Askeri ve emniyet kaynakları, buna benzer 3-4 hesap daha olduğunu, bunlarla ilgili araştırmanın da sürdüğünü ve ortaya çıkarılmalarının an meselesi olduğunu bildiriyor.
-İstenirse Bulunuyormuş-
Yeniden Balyoz kumpası dönemindeki kara propaganda hesaplarına dönersek;
Demek istenirse kara hesaplar bulunabiliyormuş. Tamam o zaman bu yollarda “beraber yüründüğü” için şikayet edip, yardım istenecek makam, mevki, kurum, kuruluş belki yoktu.

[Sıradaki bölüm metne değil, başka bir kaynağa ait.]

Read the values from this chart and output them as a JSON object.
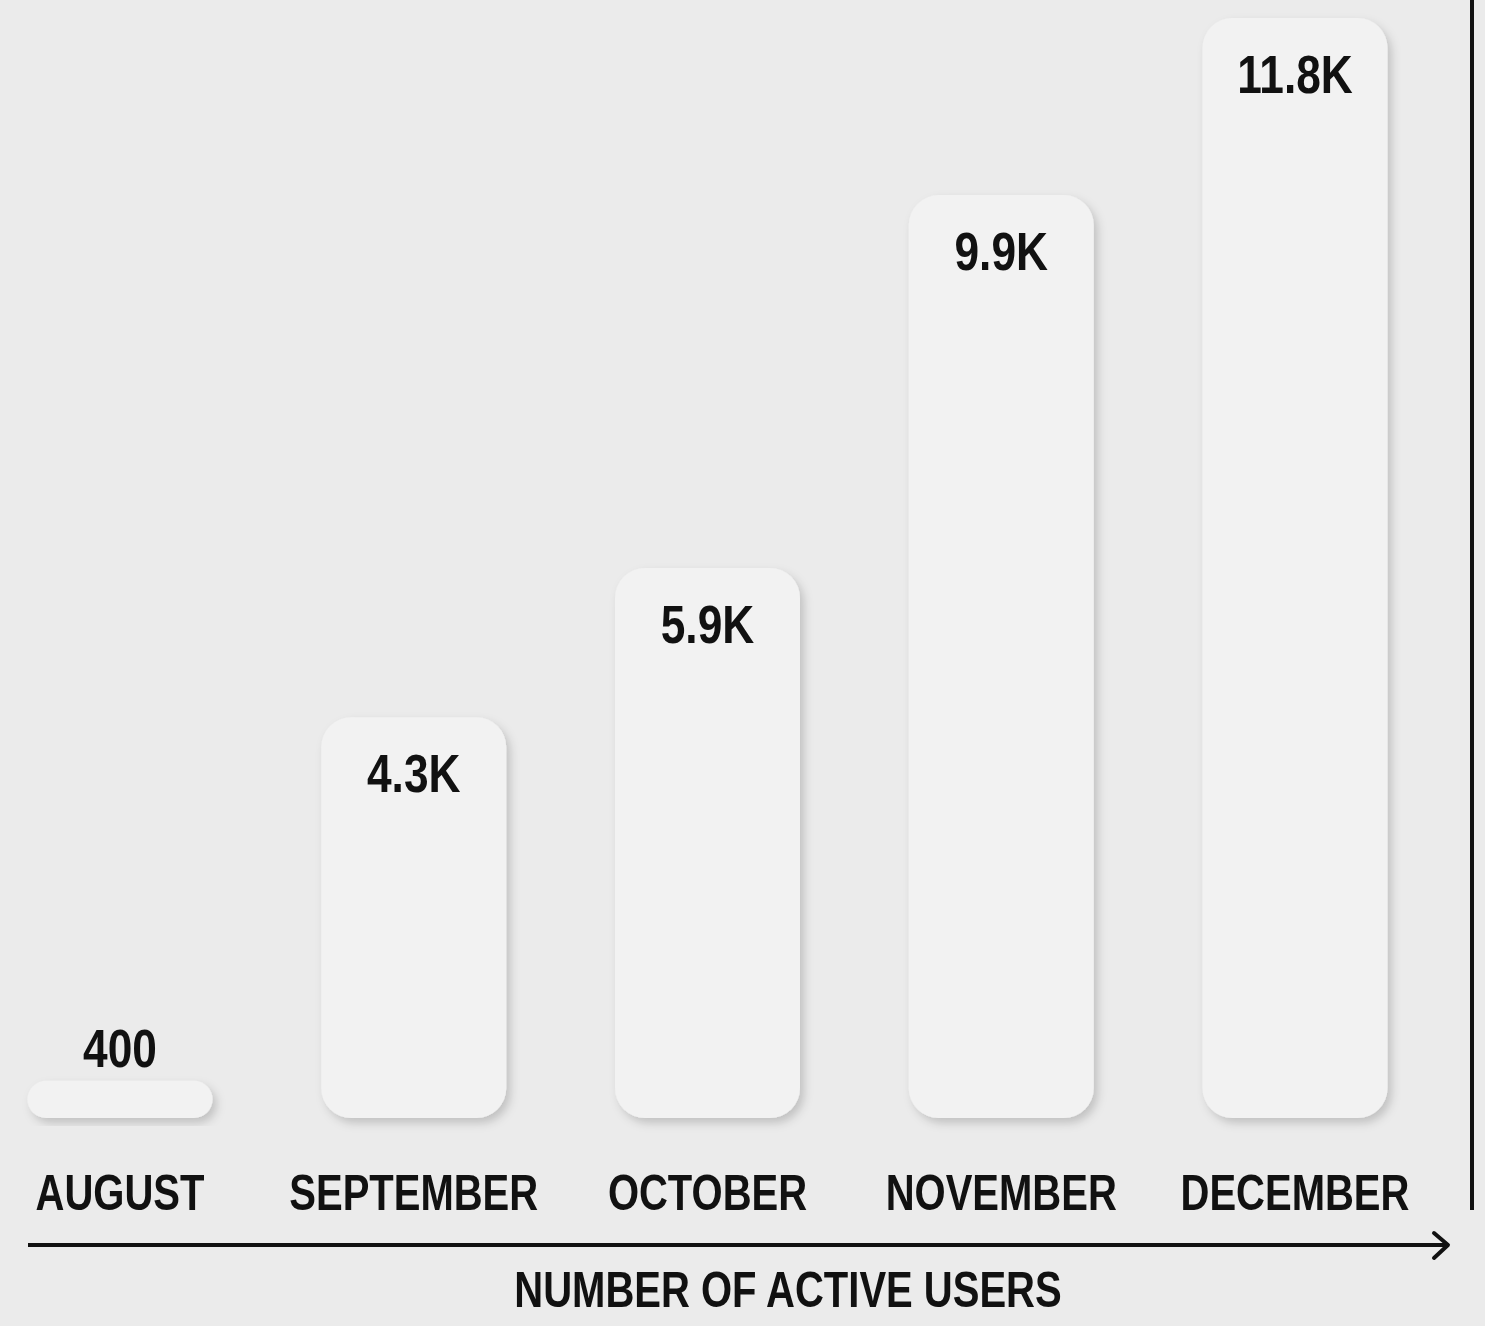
{
  "chart_data": {
    "type": "bar",
    "xlabel": "NUMBER OF ACTIVE USERS",
    "categories": [
      "AUGUST",
      "SEPTEMBER",
      "OCTOBER",
      "NOVEMBER",
      "DECEMBER"
    ],
    "values": [
      400,
      4300,
      5900,
      9900,
      11800
    ],
    "value_labels": [
      "400",
      "4.3K",
      "5.9K",
      "9.9K",
      "11.8K"
    ],
    "color": "#f2f2f2"
  }
}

Ancak şunu biliyoruz ki; Dönemin komutanları makamlarına oturduğunda ilk işi olarak o hesapları okudu… O hesapları “ihbar” kabul edip, soruşturmalar açtırdı… “İnternete, basına düşen isimleri bana terfi için getirmeyin” talimatı verdi… Bunların soruşturulmasını isteyen subayları, “TSK belge ile iş yapar. Eğer bunu Cemaat yaptıysa belgesini getir” diye tersledi…
Meselenin “kara hesaplar” değil, komutanların tutumu olduğu, TSK’nın belini bunun kırdığı, en önemlisi 15 Temmuz’un yolunun böyle döşendiği ortada değil mi?